Ahmad ibn Ibrahim al-Ghazi
Imam Ahmad is regarded by most scholars as an ethnic Somali. However, few historians have disputed his ethnicity, with Ahmad sometimes interpreted as being a Harari. Many Somali clans played a strong role in Gurey's conquest of Abyssinia, however these clans went to war not so much as Somalis but as Muslims.
Imam Ahmad was born in 1506 at Zeila, Adal Sultanate Due to the unislamic rule during the reign of Sultan Abu Bakr ibn Muhammad, Ahmad would leave Harar for Hubat. He married Bati del Wambara, the daughter of Mahfuz, the Governor of Zeila. In 1531, Bati would give birth to their first child named Muhammad.
Ethiopian historians such as Azazh T'ino and Bahrey have written that during the period of his rise to power, Ahmad ibn Ibrahim al-Ghazi had converted many Oromo pastoral people to Islam.

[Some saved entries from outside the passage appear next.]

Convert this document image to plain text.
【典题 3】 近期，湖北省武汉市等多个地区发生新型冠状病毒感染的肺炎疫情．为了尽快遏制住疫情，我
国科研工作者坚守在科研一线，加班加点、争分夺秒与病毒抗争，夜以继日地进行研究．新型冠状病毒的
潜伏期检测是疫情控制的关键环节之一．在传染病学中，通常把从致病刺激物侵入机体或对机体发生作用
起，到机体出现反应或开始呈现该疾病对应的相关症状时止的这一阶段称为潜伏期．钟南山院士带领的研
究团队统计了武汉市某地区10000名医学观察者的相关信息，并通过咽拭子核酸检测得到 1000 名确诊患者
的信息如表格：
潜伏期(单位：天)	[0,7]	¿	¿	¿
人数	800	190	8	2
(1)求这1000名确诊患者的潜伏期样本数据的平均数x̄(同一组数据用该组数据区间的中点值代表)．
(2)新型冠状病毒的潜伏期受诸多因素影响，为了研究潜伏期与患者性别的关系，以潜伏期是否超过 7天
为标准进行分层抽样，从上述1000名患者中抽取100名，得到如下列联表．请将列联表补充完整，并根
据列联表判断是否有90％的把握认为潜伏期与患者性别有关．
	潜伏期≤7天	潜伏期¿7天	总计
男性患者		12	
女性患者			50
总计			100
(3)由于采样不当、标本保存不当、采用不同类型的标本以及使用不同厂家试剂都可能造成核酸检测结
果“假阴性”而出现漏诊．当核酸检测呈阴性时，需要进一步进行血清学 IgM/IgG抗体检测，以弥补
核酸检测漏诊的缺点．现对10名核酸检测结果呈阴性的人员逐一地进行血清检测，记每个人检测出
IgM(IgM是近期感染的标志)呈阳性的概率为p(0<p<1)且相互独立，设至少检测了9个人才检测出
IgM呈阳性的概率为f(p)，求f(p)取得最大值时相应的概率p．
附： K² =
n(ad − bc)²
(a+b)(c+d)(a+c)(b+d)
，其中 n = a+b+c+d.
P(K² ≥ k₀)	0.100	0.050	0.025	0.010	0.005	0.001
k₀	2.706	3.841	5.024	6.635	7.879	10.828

On April 4, after the two unfamiliar armies had exchanged messages and stared at each other for a few days, da Gama formed his troops into an infantry square and marched against the Imam's lines, repelling successive waves of Muslim attacks with musket and cannon. This battle ended when Imam Ahmad was wounded in the leg by a chance shot; seeing his banners signal retreat, the Portuguese and their Abyssinian allies fell upon the disorganized Muslims, who suffered losses but managed to reform next to the river on the distant side.
His wife Bati del Wambara managed to escape the battlefield with a remnant of the Turkish soldiers, and they made their way back to Harar, where she rallied his followers. Intent on avenging her husband's death, she married his nephew Nur ibn Mujahid on condition that Nur would avenge Imam Ahmad's defeat. In 1554–55, Nur departed on a Jihad, or Holy War, in the eastern Abyssinian lowlands of Bale, and Hadiya. In 1559, he invaded Fatagar, where he fought against the Abyssinian emperor Galawdewos, and killed him in battle.